Jane Eyre: stage adaptation of Bronte’s classic

Feb 25, 2014

Bristol Old Vic's take on Jane Eyre is 'costume drama, but not as we know it', say the critics

Bristol Old Vic
What you need to know

An adaptation of Charlotte Bronte’s classic novel, Jane Eyre, has opened at the Old Vic theatre in Bristol. The four-and-a-half hour staging, directed by Sally Cookson, is divided into two parts which can either be seen over two nights or on the same day as a matinee followed by a performance in the evening.

The story is a coming-of-age tale that follows the eponymous character from her school days through to adulthood when she finds love with the "charismatic yet vulnerable" Mr Rochester.
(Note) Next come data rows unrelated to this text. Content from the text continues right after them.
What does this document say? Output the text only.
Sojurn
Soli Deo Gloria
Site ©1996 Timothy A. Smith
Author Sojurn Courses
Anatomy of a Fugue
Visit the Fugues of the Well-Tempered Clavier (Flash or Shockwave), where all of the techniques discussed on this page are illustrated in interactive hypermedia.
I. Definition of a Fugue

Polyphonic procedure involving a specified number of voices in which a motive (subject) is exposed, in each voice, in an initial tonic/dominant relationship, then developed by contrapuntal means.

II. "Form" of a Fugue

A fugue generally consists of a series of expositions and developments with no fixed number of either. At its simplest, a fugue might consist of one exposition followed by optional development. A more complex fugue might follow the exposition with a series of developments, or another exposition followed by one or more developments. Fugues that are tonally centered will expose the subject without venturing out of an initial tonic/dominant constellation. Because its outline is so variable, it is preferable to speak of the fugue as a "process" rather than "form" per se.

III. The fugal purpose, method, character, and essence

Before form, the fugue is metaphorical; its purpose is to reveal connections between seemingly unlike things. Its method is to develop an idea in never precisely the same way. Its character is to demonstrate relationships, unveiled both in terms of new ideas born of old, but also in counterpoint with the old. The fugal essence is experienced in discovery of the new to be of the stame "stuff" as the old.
The theatrical version is directed by Sally Cookson with music by Benji Bower and stars Madeleine Worrall as Jane. Runs until March 29.

What the critics like

"It is costume drama, but not as we know it," says Dominic Maxwell in The Times. In spite of the age of the source material, the show holds the audience’s attention from start to finish. "Newcomers and Bronte-holics alike will be gripped, amused and moved by a boldly theatrical show," Maxwell says.

Most compelling of all is the music by Benji Bower, which travels through an eclectic range of styles, says Charles Spencer in The Telegraph. From folk tunes and hymns to "electronic minimalism".
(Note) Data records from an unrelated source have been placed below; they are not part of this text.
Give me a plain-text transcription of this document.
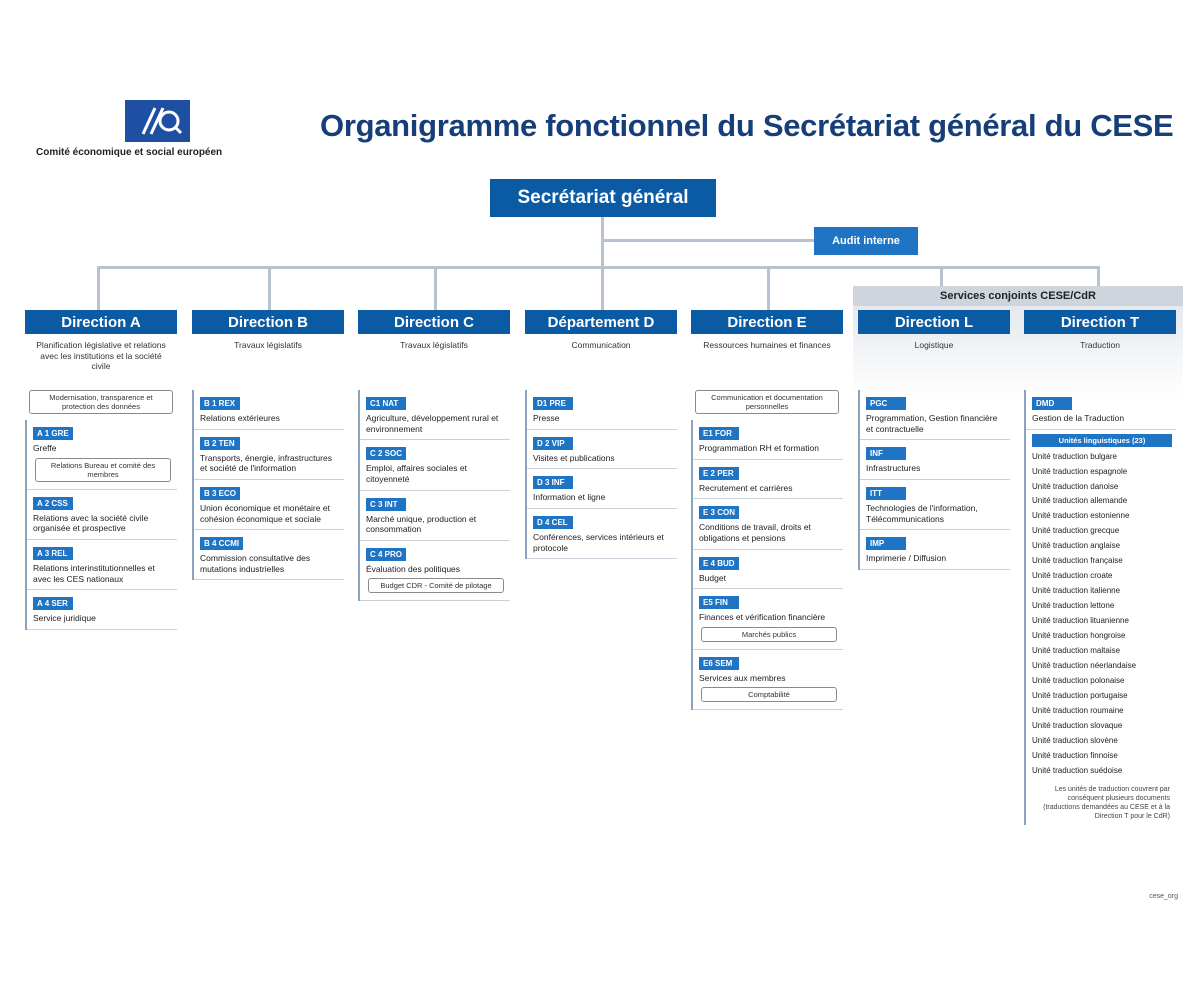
Comité économique et social européen
Organigramme fonctionnel du Secrétariat général du CESE
Secrétariat général
Audit interne
Services conjoints CESE/CdR
Direction A
Planification législative et relations avec les institutions et la société civile
Modernisation, transparence et protection des données
A 1 GRE
Greffe
Relations Bureau et comité des membres
A 2 CSS
Relations avec la société civile organisée et prospective
A 3 REL
Relations interinstitutionnelles et avec les CES nationaux
A 4 SER
Service juridique
Direction B
Travaux législatifs
B 1 REX
Relations extérieures
B 2 TEN
Transports, énergie, infrastructures et société de l'information
B 3 ECO
Union économique et monétaire et cohésion économique et sociale
B 4 CCMI
Commission consultative des mutations industrielles
Direction C
Travaux législatifs
C1 NAT
Agriculture, développement rural et environnement
C 2 SOC
Emploi, affaires sociales et citoyenneté
C 3 INT
Marché unique, production et consommation
C 4 PRO
Évaluation des politiques
Budget CDR - Comité de pilotage
Département D
Communication
D1 PRE
Presse
D 2 VIP
Visites et publications
D 3 INF
Information et ligne
D 4 CEL
Conférences, services intérieurs et protocole
Direction E
Ressources humaines et finances
Communication et documentation personnelles
E1 FOR
Programmation RH et formation
E 2 PER
Recrutement et carrières
E 3 CON
Conditions de travail, droits et obligations et pensions
E 4 BUD
Budget
E5 FIN
Finances et vérification financière
Marchés publics
E6 SEM
Services aux membres
Comptabilité
Direction L
Logistique
PGC
Programmation, Gestion financière et contractuelle
INF
Infrastructures
ITT
Technologies de l'information, Télécommunications
IMP
Imprimerie / Diffusion
Direction T
Traduction
DMD
Gestion de la Traduction
Unités linguistiques (23)
Unité traduction bulgare
Unité traduction espagnole
Unité traduction danoise
Unité traduction allemande
Unité traduction estonienne
Unité traduction grecque
Unité traduction anglaise
Unité traduction française
Unité traduction croate
Unité traduction italienne
Unité traduction lettone
Unité traduction lituanienne
Unité traduction hongroise
Unité traduction maltaise
Unité traduction néerlandaise
Unité traduction polonaise
Unité traduction portugaise
Unité traduction roumaine
Unité traduction slovaque
Unité traduction slovène
Unité traduction finnoise
Unité traduction suédoise
Les unités de traduction couvrent par conséquent plusieurs documents (traductions demandées au CESE et à la Direction T pour le CdR)
cese_org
The simple staging contrasts excellently with the complex emotion the play manages to evoke, says The Guardian’s Lyn Gardner. Michael Vale's "design of wooden platforms and metal ladders" offers a stark simplicity, but the play itself has "a beating, passionate heart".

What they don’t like

The length of the production means that the show "suffers from an occasional loss of energy in the pacing", Gardner says.

On the whole the cast do an excellent job bringing the book to life, but some of the actors evidently understand their characters better than others, the Bristol Post says. Felix Hayes’s Rochester was "satisfying enough", but the role demands considerable subtlety, and "merely shouting a line does not mean that we believe he is actually angry".